Gli annali del paese, che Compagnone finge di consultare, non hanno mai registrato nulla che valesse la pena di annotare: “Le nascite e le morti, e qualche sporadico episodio di nessuna importanza”. Tutti hanno un impiego, tutti hanno una loro collocazione nella società. Nessuno ne è escluso, nessuno sente il bisogno di fuggirne. Gli uomini, nerboruti e passionali, pieni di fiduciosa speranza in sé stessi e nell’avvenire, trovano il compimento del loro orgoglio nel possedere le mogli, le quali parimenti si fanno luoghi di ritorno e sublimi approdi, senza nessuna malizia né svilimento umano. E all’improvviso, senza nessun preavviso né motivo, le donne cominciano a ritrarsi alle carezze e ai gesti dei mariti; principiano a nascondere il volto nel cuscino, a schermirsi e sottrarsi, a privare gli uomini del loro successo quotidiano.

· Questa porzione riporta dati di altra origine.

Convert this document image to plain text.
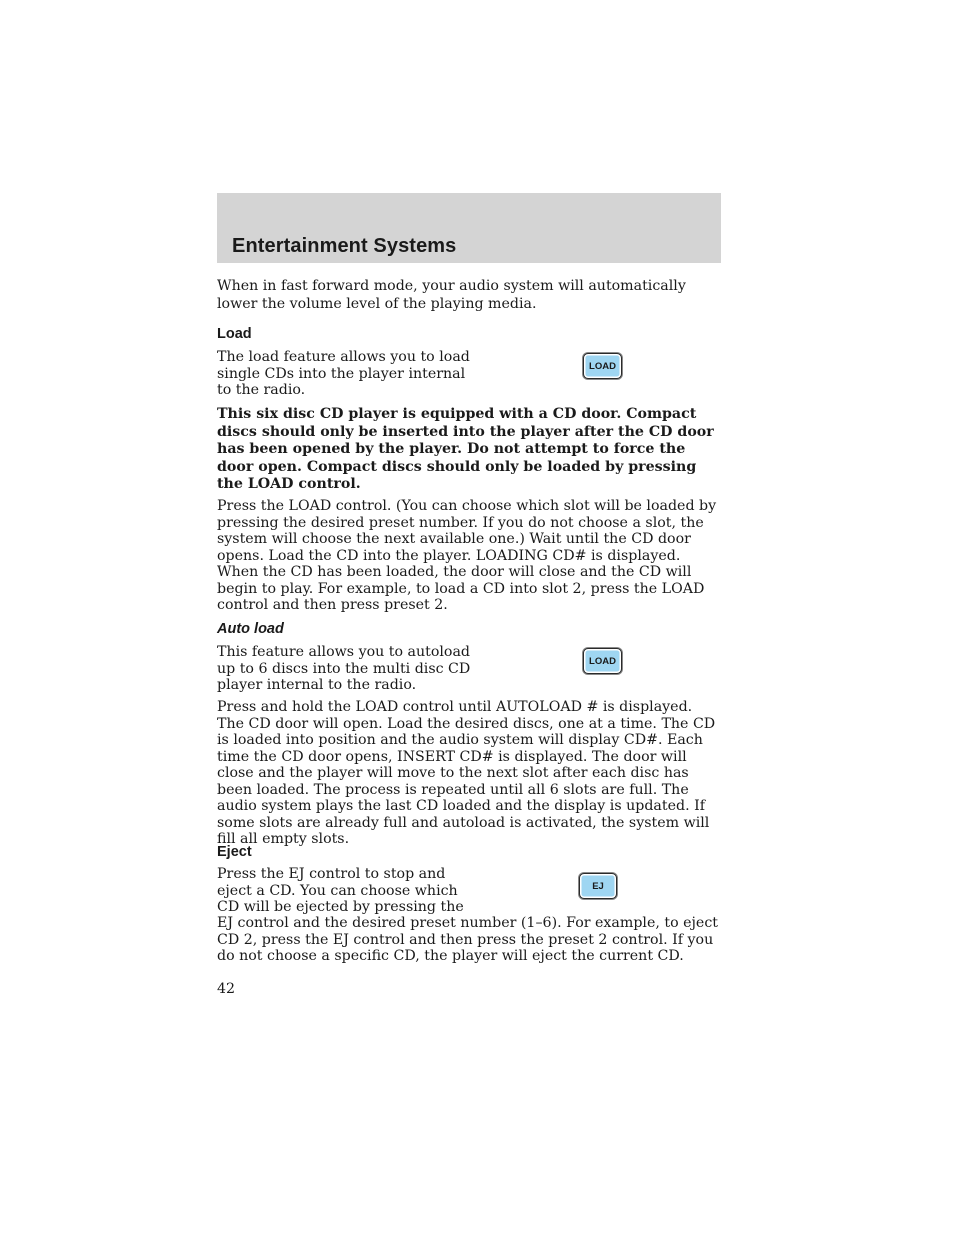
Entertainment Systems

When in fast forward mode, your audio system will automatically lower the volume level of the playing media.

Load

The load feature allows you to load

single CDs into the player internal

to the radio.

LOAD

This six disc CD player is equipped with a CD door. Compact discs should only be inserted into the player after the CD door has been opened by the player. Do not attempt to force the door open. Compact discs should only be loaded by pressing the LOAD control.

Press the LOAD control. (You can choose which slot will be loaded by pressing the desired preset number. If you do not choose a slot, the system will choose the next available one.) Wait until the CD door opens. Load the CD into the player. LOADING CD# is displayed. When the CD has been loaded, the door will close and the CD will begin to play. For example, to load a CD into slot 2, press the LOAD control and then press preset 2.

Auto load

This feature allows you to autoload

up to 6 discs into the multi disc CD

player internal to the radio.

LOAD

Press and hold the LOAD control until AUTOLOAD # is displayed. The CD door will open. Load the desired discs, one at a time. The CD is loaded into position and the audio system will display CD#. Each time the CD door opens, INSERT CD# is displayed. The door will close and the player will move to the next slot after each disc has been loaded. The process is repeated until all 6 slots are full. The audio system plays the last CD loaded and the display is updated. If some slots are already full and autoload is activated, the system will fill all empty slots.

Eject

Press the EJ control to stop and

eject a CD. You can choose which

CD will be ejected by pressing the

EJ

EJ control and the desired preset number (1–6). For example, to eject CD 2, press the EJ control and then press the preset 2 control. If you do not choose a specific CD, the player will eject the current CD.

42
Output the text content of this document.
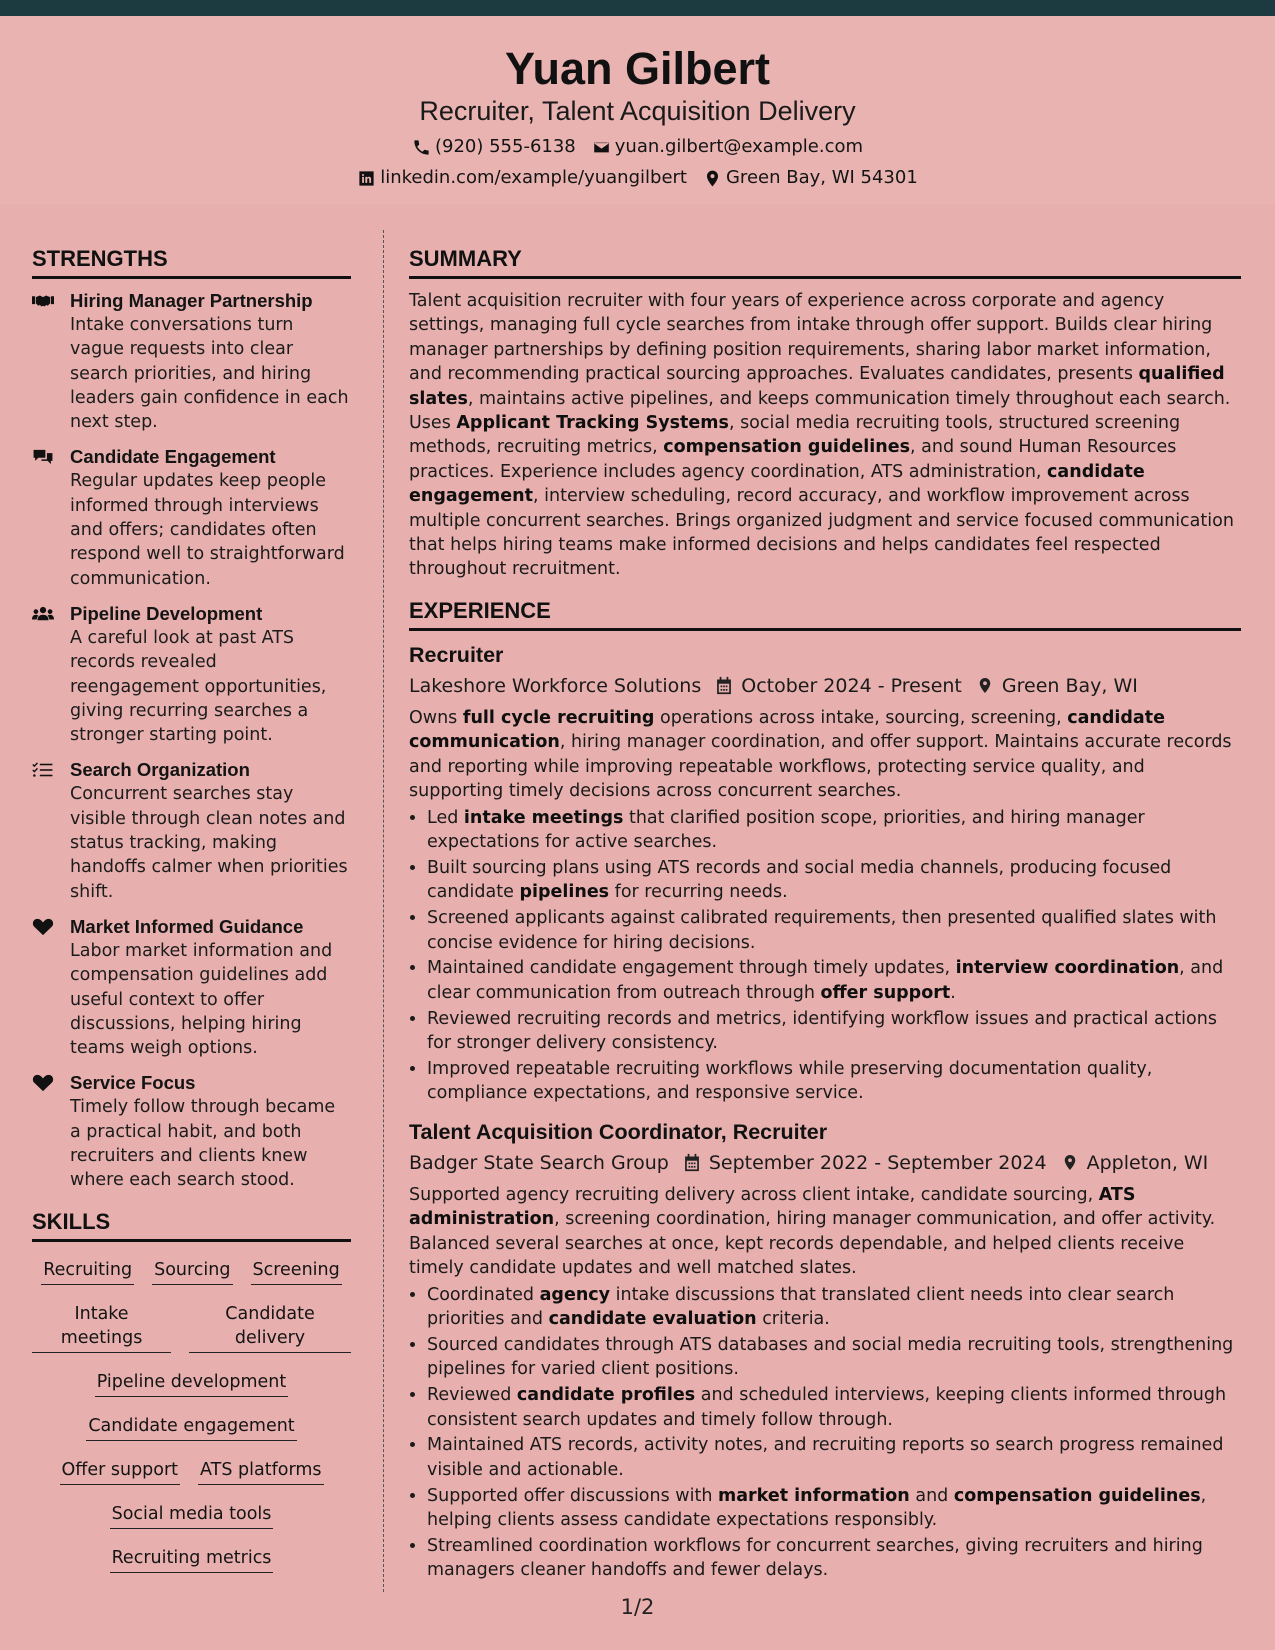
Yuan Gilbert
Recruiter, Talent Acquisition Delivery
(920) 555-6138 yuan.gilbert@example.com
linkedin.com/example/yuangilbert Green Bay, WI 54301
STRENGTHS
Hiring Manager Partnership
Intake conversations turn vague requests into clear search priorities, and hiring leaders gain confidence in each next step.
Candidate Engagement
Regular updates keep people informed through interviews and offers; candidates often respond well to straightforward communication.
Pipeline Development
A careful look at past ATS records revealed reengagement opportunities, giving recurring searches a stronger starting point.
Search Organization
Concurrent searches stay visible through clean notes and status tracking, making handoffs calmer when priorities shift.
Market Informed Guidance
Labor market information and compensation guidelines add useful context to offer discussions, helping hiring teams weigh options.
Service Focus
Timely follow through became a practical habit, and both recruiters and clients knew where each search stood.
SKILLS
Recruiting Sourcing Screening
Intake meetings
Candidate delivery
Pipeline development
Candidate engagement
Offer support ATS platforms
Social media tools
Recruiting metrics
SUMMARY
Talent acquisition recruiter with four years of experience across corporate and agency settings, managing full cycle searches from intake through offer support. Builds clear hiring manager partnerships by defining position requirements, sharing labor market information, and recommending practical sourcing approaches. Evaluates candidates, presents qualified slates, maintains active pipelines, and keeps communication timely throughout each search. Uses Applicant Tracking Systems, social media recruiting tools, structured screening methods, recruiting metrics, compensation guidelines, and sound Human Resources practices. Experience includes agency coordination, ATS administration, candidate engagement, interview scheduling, record accuracy, and workflow improvement across multiple concurrent searches. Brings organized judgment and service focused communication that helps hiring teams make informed decisions and helps candidates feel respected throughout recruitment.
EXPERIENCE
Recruiter
Lakeshore Workforce Solutions October 2024 - Present Green Bay, WI
Owns full cycle recruiting operations across intake, sourcing, screening, candidate communication, hiring manager coordination, and offer support. Maintains accurate records and reporting while improving repeatable workflows, protecting service quality, and supporting timely decisions across concurrent searches.
• Led intake meetings that clarified position scope, priorities, and hiring manager expectations for active searches.
• Built sourcing plans using ATS records and social media channels, producing focused candidate pipelines for recurring needs.
• Screened applicants against calibrated requirements, then presented qualified slates with concise evidence for hiring decisions.
• Maintained candidate engagement through timely updates, interview coordination, and clear communication from outreach through offer support.
• Reviewed recruiting records and metrics, identifying workflow issues and practical actions for stronger delivery consistency.
• Improved repeatable recruiting workflows while preserving documentation quality, compliance expectations, and responsive service.
Talent Acquisition Coordinator, Recruiter
Badger State Search Group September 2022 - September 2024 Appleton, WI
Supported agency recruiting delivery across client intake, candidate sourcing, ATS administration, screening coordination, hiring manager communication, and offer activity. Balanced several searches at once, kept records dependable, and helped clients receive timely candidate updates and well matched slates.
• Coordinated agency intake discussions that translated client needs into clear search priorities and candidate evaluation criteria.
• Sourced candidates through ATS databases and social media recruiting tools, strengthening pipelines for varied client positions.
• Reviewed candidate profiles and scheduled interviews, keeping clients informed through consistent search updates and timely follow through.
• Maintained ATS records, activity notes, and recruiting reports so search progress remained visible and actionable.
• Supported offer discussions with market information and compensation guidelines, helping clients assess candidate expectations responsibly.
• Streamlined coordination workflows for concurrent searches, giving recruiters and hiring managers cleaner handoffs and fewer delays.
1/2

E come sublimano, gli uomini, la loro inesauribile tensione sessuale? Nel modo che, più di tutti, è all’opposto: con la violenza. Cominciano, infatti, una serie inaspettate di violenze e di vandalismi, così inusuali per quella delizia di posto che era Melaria. Un uomo precipita da un balcone; un giovanetto viene aggredito “con innominabili intenzioni in una strada fuori mano”; la farmacia devastata; il convento minacciato di saccheggi e distruzioni; “e ovunque ubriacamenti e cazzotti, a rotoli il lavoro negli uffici amministrativi”. Il delicato equilibrio sul quale si muoveva tutta la cittadinanza era misteriosamente spezzato: la sconosciuta formula magica che lo preservava intatto e immacolato era svanita, nell’assurda assenza d’un nemico concreto con cui prendersela e a cui addossare la responsabilità. Sicché diventa naturale, in quest’accelerarsi di eventi, pensare di formare un esercito, accreditando titoli e promuovendo persone per le loro capacità, più che per il loro reale merito. E partire, delirando, verso un nemico inesistente, cercandolo chissà dove, chissà quanto lontano, chissà per quanto.
Tutto questo per colpa di una mancanza. Non di sesso, ovviamente; ma d’amore.